We adjusted outcomes based upon medical high risk criteria but not for anatomic high risk which is unattainable in the NIS data. Most of these have been shown to increase risk of local complications such as infection and nerve injury but not stroke or death.29,30
Failure to detect anatomic high risk as an indication for CAS is unlikely to affect these results. Contralateral occlusion has been shown to increase risk of CEA in large studies, but little data exists to evaluate the impact on CAS outcomes.31-32
Outcomes improved with time as shown in our multivariate analyses. This was true for the overall group as well as for CAS and CEA independently. With improving technology and increasing practitioner expertise, this is expected for CAS, however it was a surprising finding with CEA. This may indicate that as CAS becomes more widely used, fewer high risk patients are having CEA performed, thus improving the results of CEA over time.

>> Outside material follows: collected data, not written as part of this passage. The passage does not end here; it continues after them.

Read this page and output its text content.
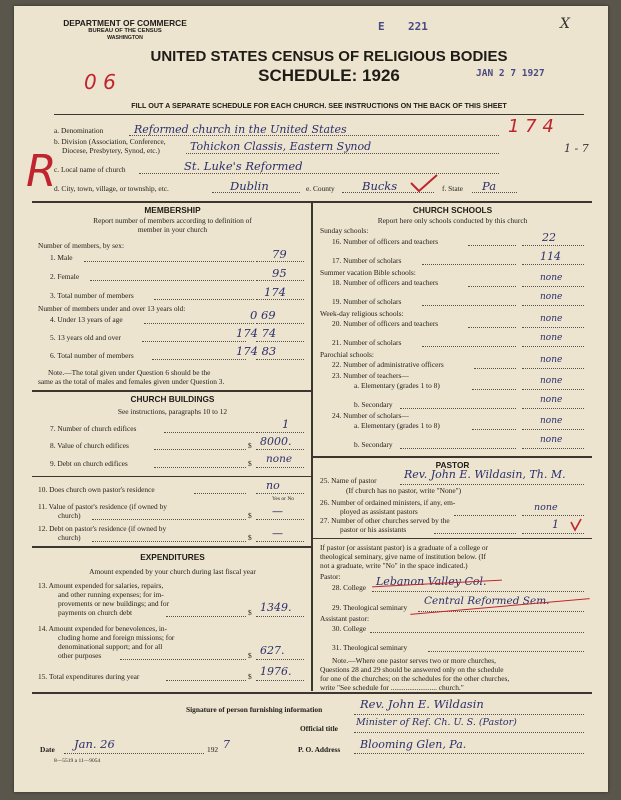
DEPARTMENT OF COMMERCE
BUREAU OF THE CENSUS
WASHINGTON
E 221	X
UNITED STATES CENSUS OF RELIGIOUS BODIES
SCHEDULE: 1926	JAN 2 7 1927
0 6
FILL OUT A SEPARATE SCHEDULE FOR EACH CHURCH. SEE INSTRUCTIONS ON THE BACK OF THIS SHEET
a. Denomination	Reformed church in the United States	1 7 4
b. Division (Association, Conference,
Diocese, Presbytery, Synod, etc.)	Tohickon Classis, Eastern Synod	1 - 7
c. Local name of church	St. Luke's Reformed
d. City, town, village, or township, etc.	Dublin	e. County Bucks	f. State Pa
R
MEMBERSHIP
Report number of members according to definition of
member in your church
Number of members, by sex:
1. Male	79
2. Female	95
3. Total number of members	174
Number of members under and over 13 years old:
4. Under 13 years of age	0 69
5. 13 years old and over	174 74
6. Total number of members	174 83
Note.—The total given under Question 6 should be the
same as the total of males and females given under Question 3.
CHURCH BUILDINGS
See instructions, paragraphs 10 to 12
7. Number of church edifices	1
8. Value of church edifices	$ 8000.
9. Debt on church edifices	$ none
10. Does church own pastor's residence	no
Yes or No
11. Value of pastor's residence (if owned by
church)	$ —
12. Debt on pastor's residence (if owned by
church)	$ —
EXPENDITURES
Amount expended by your church during last fiscal year
13. Amount expended for salaries, repairs,
and other running expenses; for im-
provements or new buildings; and for
payments on church debt	$ 1349.
14. Amount expended for benevolences, in-
cluding home and foreign missions; for
denominational support; and for all
other purposes	$ 627.
15. Total expenditures during year	$ 1976.
CHURCH SCHOOLS
Report here only schools conducted by this church
Sunday schools:
16. Number of officers and teachers	22
17. Number of scholars	114
Summer vacation Bible schools:
18. Number of officers and teachers	none
19. Number of scholars	none
Week-day religious schools:
20. Number of officers and teachers	none
21. Number of scholars	none
Parochial schools:
22. Number of administrative officers	none
23. Number of teachers—
a. Elementary (grades 1 to 8)	none
b. Secondary	none
24. Number of scholars—
a. Elementary (grades 1 to 8)	none
b. Secondary	none
PASTOR
25. Name of pastor Rev. John E. Wildasin, Th. M.
(If church has no pastor, write "None")
26. Number of ordained ministers, if any, em-
ployed as assistant pastors	none
27. Number of other churches served by the
pastor or his assistants	1
If pastor (or assistant pastor) is a graduate of a college or
theological seminary, give name of institution below. (If
not a graduate, write "No" in the space indicated.)
Pastor:
28. College Lebanon Valley Col.
29. Theological seminary
Central Reformed Sem.
Assistant pastor:
30. College
31. Theological seminary
Note.—Where one pastor serves two or more churches,
Questions 28 and 29 should be answered only on the schedule
for one of the churches; on the schedules for the other churches,
write "See schedule for ......................... church."
Signature of person furnishing information	Rev. John E. Wildasin
Official title
Minister of Ref. Ch. U. S. (Pastor)
Date Jan. 26	192 7	P. O. Address Blooming Glen, Pa.
8—5519 a 11—9054
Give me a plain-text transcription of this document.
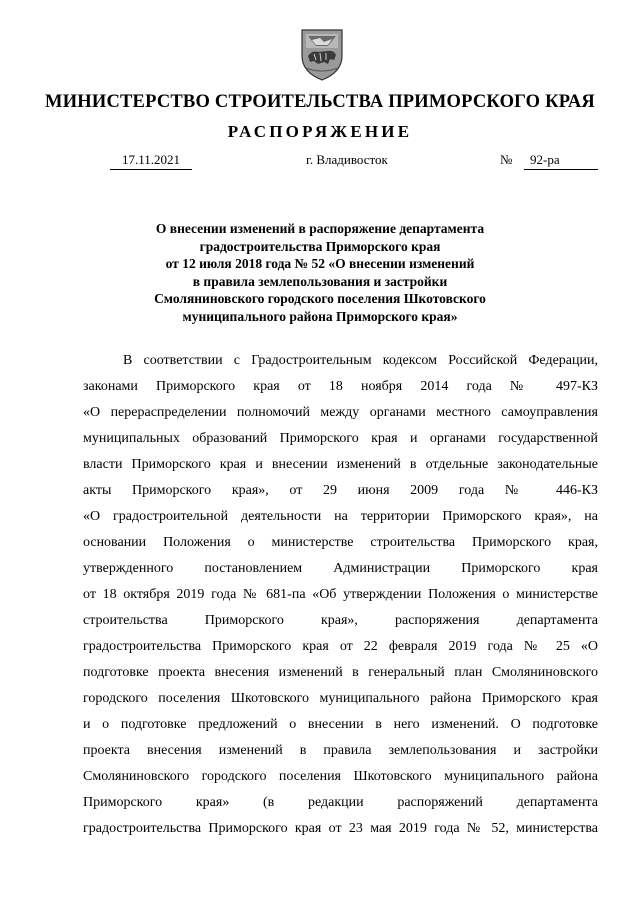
МИНИСТЕРСТВО СТРОИТЕЛЬСТВА ПРИМОРСКОГО КРАЯ
РАСПОРЯЖЕНИЕ
17.11.2021	г. Владивосток	№	92-ра
О внесении изменений в распоряжение департамента
градостроительства Приморского края
от 12 июля 2018 года № 52 «О внесении изменений
в правила землепользования и застройки
Смоляниновского городского поселения Шкотовского
муниципального района Приморского края»
В соответствии с Градостроительным кодексом Российской Федерации,
законами Приморского края от 18 ноября 2014 года № 497-КЗ
«О перераспределении полномочий между органами местного самоуправления
муниципальных образований Приморского края и органами государственной
власти Приморского края и внесении изменений в отдельные законодательные
акты Приморского края», от 29 июня 2009 года № 446-КЗ
«О градостроительной деятельности на территории Приморского края», на
основании Положения о министерстве строительства Приморского края,
утвержденного постановлением Администрации Приморского края
от 18 октября 2019 года № 681-па «Об утверждении Положения о министерстве
строительства Приморского края», распоряжения департамента
градостроительства Приморского края от 22 февраля 2019 года № 25 «О
подготовке проекта внесения изменений в генеральный план Смоляниновского
городского поселения Шкотовского муниципального района Приморского края
и о подготовке предложений о внесении в него изменений. О подготовке
проекта внесения изменений в правила землепользования и застройки
Смоляниновского городского поселения Шкотовского муниципального района
Приморского края» (в редакции распоряжений департамента
градостроительства Приморского края от 23 мая 2019 года № 52, министерства
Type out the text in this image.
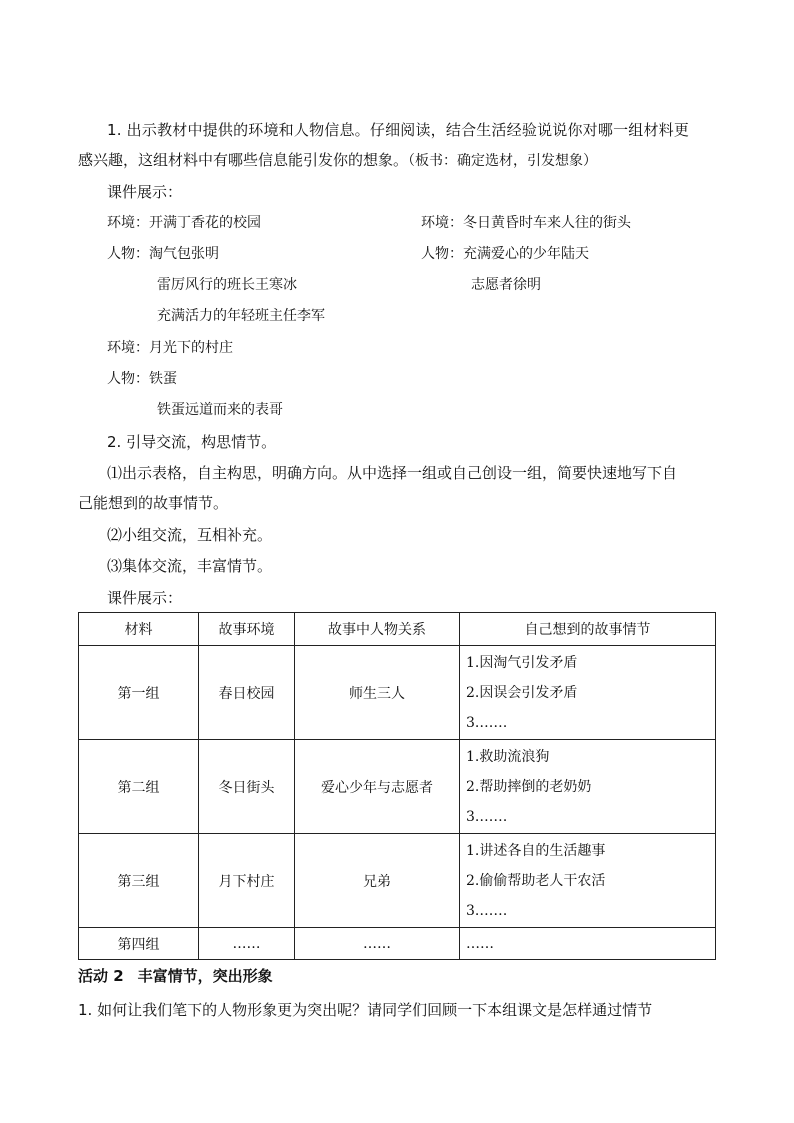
1. 出示教材中提供的环境和人物信息。仔细阅读，结合生活经验说说你对哪一组材料更
感兴趣，这组材料中有哪些信息能引发你的想象。（板书：确定选材，引发想象）
课件展示：
环境：开满丁香花的校园	环境：冬日黄昏时车来人往的街头
人物：淘气包张明	人物：充满爱心的少年陆天
雷厉风行的班长王寒冰	志愿者徐明
充满活力的年轻班主任李军
环境：月光下的村庄
人物：铁蛋
铁蛋远道而来的表哥
2. 引导交流，构思情节。
⑴出示表格，自主构思，明确方向。从中选择一组或自己创设一组，简要快速地写下自
己能想到的故事情节。
⑵小组交流，互相补充。
⑶集体交流，丰富情节。
课件展示：
材料	故事环境	故事中人物关系	自己想到的故事情节
第一组	春日校园	师生三人	1.因淘气引发矛盾
2.因误会引发矛盾
3.……

第二组	冬日街头	爱心少年与志愿者	1.救助流浪狗
2.帮助摔倒的老奶奶
3.……

第三组	月下村庄	兄弟	1.讲述各自的生活趣事
2.偷偷帮助老人干农活
3.……

第四组	……	……	……
活动 2 丰富情节，突出形象
1. 如何让我们笔下的人物形象更为突出呢？请同学们回顾一下本组课文是怎样通过情节
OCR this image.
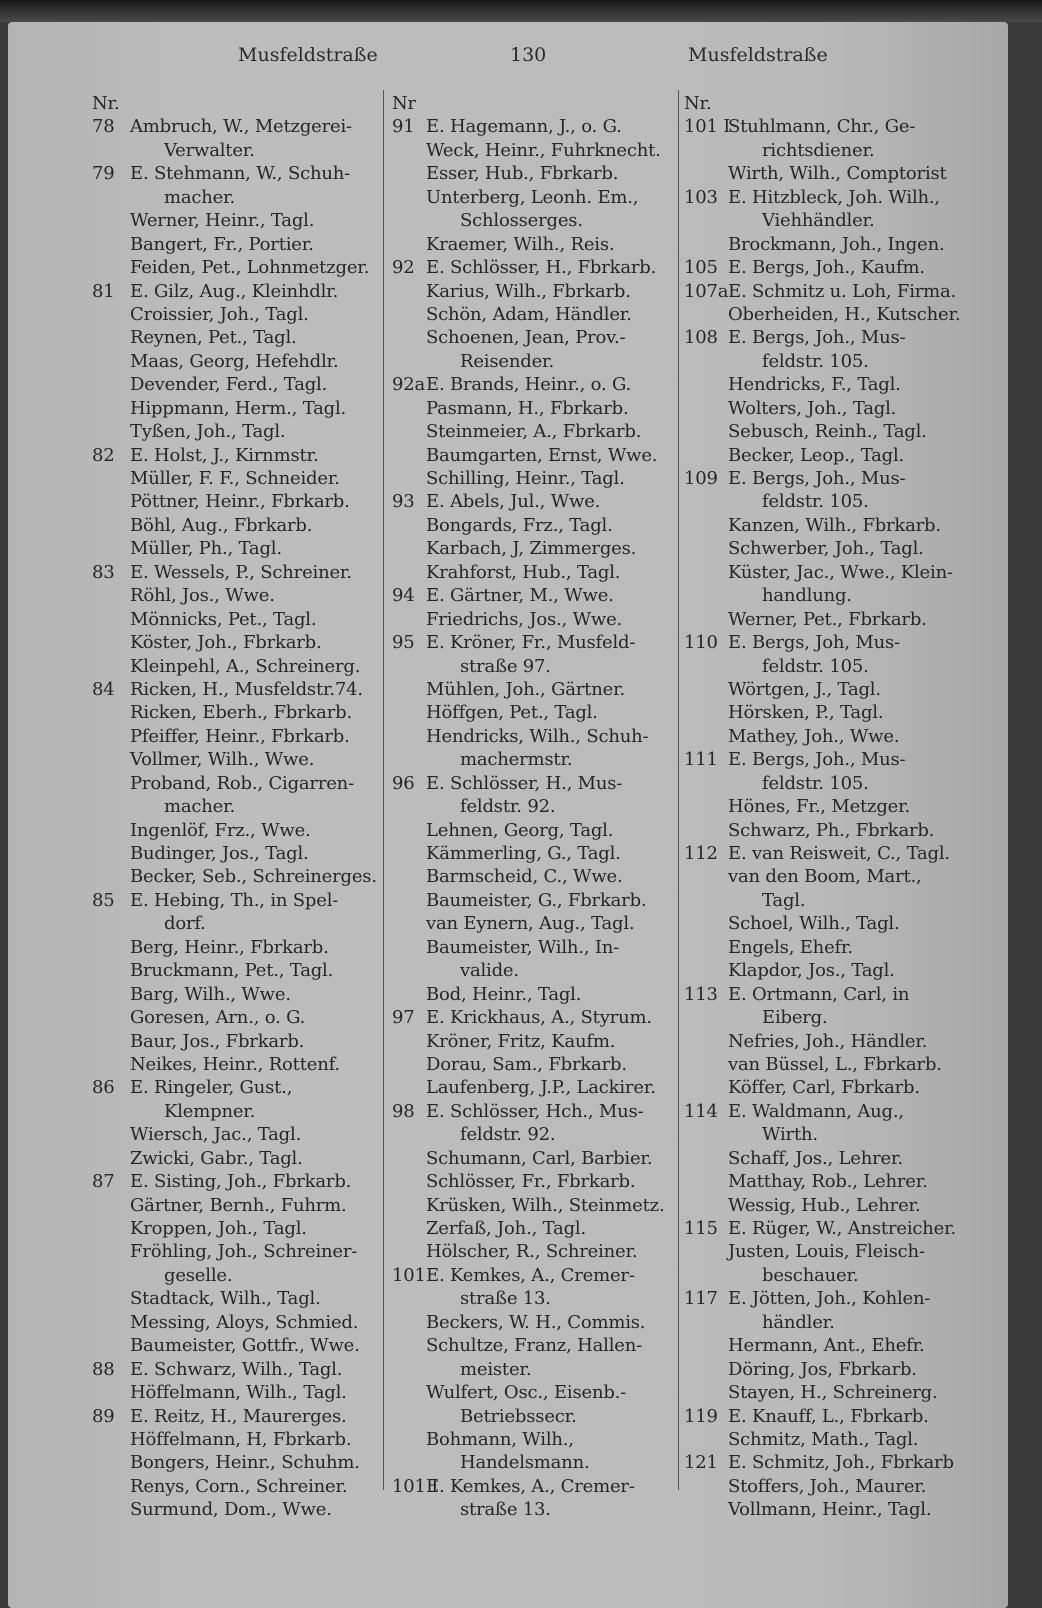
Musfeldstraße	130	Musfeldstraße
Nr.
78 Ambruch, W., Metzgerei-
Verwalter.
79 E. Stehmann, W., Schuh-
macher.
Werner, Heinr., Tagl.
Bangert, Fr., Portier.
Feiden, Pet., Lohnmetzger.
81 E. Gilz, Aug., Kleinhdlr.
Croissier, Joh., Tagl.
Reynen, Pet., Tagl.
Maas, Georg, Hefehdlr.
Devender, Ferd., Tagl.
Hippmann, Herm., Tagl.
Tyßen, Joh., Tagl.
82 E. Holst, J., Kirnmstr.
Müller, F. F., Schneider.
Pöttner, Heinr., Fbrkarb.
Böhl, Aug., Fbrkarb.
Müller, Ph., Tagl.
83 E. Wessels, P., Schreiner.
Röhl, Jos., Wwe.
Mönnicks, Pet., Tagl.
Köster, Joh., Fbrkarb.
Kleinpehl, A., Schreinerg.
84 Ricken, H., Musfeldstr.74.
Ricken, Eberh., Fbrkarb.
Pfeiffer, Heinr., Fbrkarb.
Vollmer, Wilh., Wwe.
Proband, Rob., Cigarren-
macher.
Ingenlöf, Frz., Wwe.
Budinger, Jos., Tagl.
Becker, Seb., Schreinerges.
85 E. Hebing, Th., in Spel-
dorf.
Berg, Heinr., Fbrkarb.
Bruckmann, Pet., Tagl.
Barg, Wilh., Wwe.
Goresen, Arn., o. G.
Baur, Jos., Fbrkarb.
Neikes, Heinr., Rottenf.
86 E. Ringeler, Gust.,
Klempner.
Wiersch, Jac., Tagl.
Zwicki, Gabr., Tagl.
87 E. Sisting, Joh., Fbrkarb.
Gärtner, Bernh., Fuhrm.
Kroppen, Joh., Tagl.
Fröhling, Joh., Schreiner-
geselle.
Stadtack, Wilh., Tagl.
Messing, Aloys, Schmied.
Baumeister, Gottfr., Wwe.
88 E. Schwarz, Wilh., Tagl.
Höffelmann, Wilh., Tagl.
89 E. Reitz, H., Maurerges.
Höffelmann, H, Fbrkarb.
Bongers, Heinr., Schuhm.
Renys, Corn., Schreiner.
Surmund, Dom., Wwe.
Nr
91 E. Hagemann, J., o. G.
Weck, Heinr., Fuhrknecht.
Esser, Hub., Fbrkarb.
Unterberg, Leonh. Em.,
Schlosserges.
Kraemer, Wilh., Reis.
92 E. Schlösser, H., Fbrkarb.
Karius, Wilh., Fbrkarb.
Schön, Adam, Händler.
Schoenen, Jean, Prov.-
Reisender.
92a E. Brands, Heinr., o. G.
Pasmann, H., Fbrkarb.
Steinmeier, A., Fbrkarb.
Baumgarten, Ernst, Wwe.
Schilling, Heinr., Tagl.
93 E. Abels, Jul., Wwe.
Bongards, Frz., Tagl.
Karbach, J, Zimmerges.
Krahforst, Hub., Tagl.
94 E. Gärtner, M., Wwe.
Friedrichs, Jos., Wwe.
95 E. Kröner, Fr., Musfeld-
straße 97.
Mühlen, Joh., Gärtner.
Höffgen, Pet., Tagl.
Hendricks, Wilh., Schuh-
machermstr.
96 E. Schlösser, H., Mus-
feldstr. 92.
Lehnen, Georg, Tagl.
Kämmerling, G., Tagl.
Barmscheid, C., Wwe.
Baumeister, G., Fbrkarb.
van Eynern, Aug., Tagl.
Baumeister, Wilh., In-
valide.
Bod, Heinr., Tagl.
97 E. Krickhaus, A., Styrum.
Kröner, Fritz, Kaufm.
Dorau, Sam., Fbrkarb.
Laufenberg, J.P., Lackirer.
98 E. Schlösser, Hch., Mus-
feldstr. 92.
Schumann, Carl, Barbier.
Schlösser, Fr., Fbrkarb.
Krüsken, Wilh., Steinmetz.
Zerfaß, Joh., Tagl.
Hölscher, R., Schreiner.
101 E. Kemkes, A., Cremer-
straße 13.
Beckers, W. H., Commis.
Schultze, Franz, Hallen-
meister.
Wulfert, Osc., Eisenb.-
Betriebssecr.
Bohmann, Wilh.,
Handelsmann.
101 I
E. Kemkes, A., Cremer-
straße 13.
Nr.
101 I
Stuhlmann, Chr., Ge-
richtsdiener.
Wirth, Wilh., Comptorist
103 E. Hitzbleck, Joh. Wilh.,
Viehhändler.
Brockmann, Joh., Ingen.
105 E. Bergs, Joh., Kaufm.
107a E. Schmitz u. Loh, Firma.
Oberheiden, H., Kutscher.
108 E. Bergs, Joh., Mus-
feldstr. 105.
Hendricks, F., Tagl.
Wolters, Joh., Tagl.
Sebusch, Reinh., Tagl.
Becker, Leop., Tagl.
109 E. Bergs, Joh., Mus-
feldstr. 105.
Kanzen, Wilh., Fbrkarb.
Schwerber, Joh., Tagl.
Küster, Jac., Wwe., Klein-
handlung.
Werner, Pet., Fbrkarb.
110 E. Bergs, Joh, Mus-
feldstr. 105.
Wörtgen, J., Tagl.
Hörsken, P., Tagl.
Mathey, Joh., Wwe.
111 E. Bergs, Joh., Mus-
feldstr. 105.
Hönes, Fr., Metzger.
Schwarz, Ph., Fbrkarb.
112 E. van Reisweit, C., Tagl.
van den Boom, Mart.,
Tagl.
Schoel, Wilh., Tagl.
Engels, Ehefr.
Klapdor, Jos., Tagl.
113 E. Ortmann, Carl, in
Eiberg.
Nefries, Joh., Händler.
van Büssel, L., Fbrkarb.
Köffer, Carl, Fbrkarb.
114 E. Waldmann, Aug.,
Wirth.
Schaff, Jos., Lehrer.
Matthay, Rob., Lehrer.
Wessig, Hub., Lehrer.
115 E. Rüger, W., Anstreicher.
Justen, Louis, Fleisch-
beschauer.
117 E. Jötten, Joh., Kohlen-
händler.
Hermann, Ant., Ehefr.
Döring, Jos, Fbrkarb.
Stayen, H., Schreinerg.
119 E. Knauff, L., Fbrkarb.
Schmitz, Math., Tagl.
121 E. Schmitz, Joh., Fbrkarb
Stoffers, Joh., Maurer.
Vollmann, Heinr., Tagl.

We included PCI and diagnostic cardiac catheterizations in our study as coexisting cardiac procedures. There was a greater number of both performed during the same admission as CAS compared to CEA however, which may indicate that these catheter-based procedures are done prior to or with CAS while they may more likely reflect postoperative cardiac complications after CEA.
The limitations of this study are primarily due to the nature of the database as an administrative dataset some of which are noted above. Additionally, the database is limited to inpatient outcomes only, therefore we cannot identify staged carotid and cardiac procedures if a patient was discharged between procedures. We also cannot extend outcomes to 30-day results as much of the prior literature does limiting accurate comparison. Some stroke events occur after hospital discharge, so this is an important distinction.24
The dataset has no information on severity of stenosis or anatomic risk factors that may predispose a patient to adverse outcomes with either repair method. For preoperative data, we cannot determine severity of prior stroke, laterality, frequency of symptoms, or the temporal relationship of symptoms and surgical repair.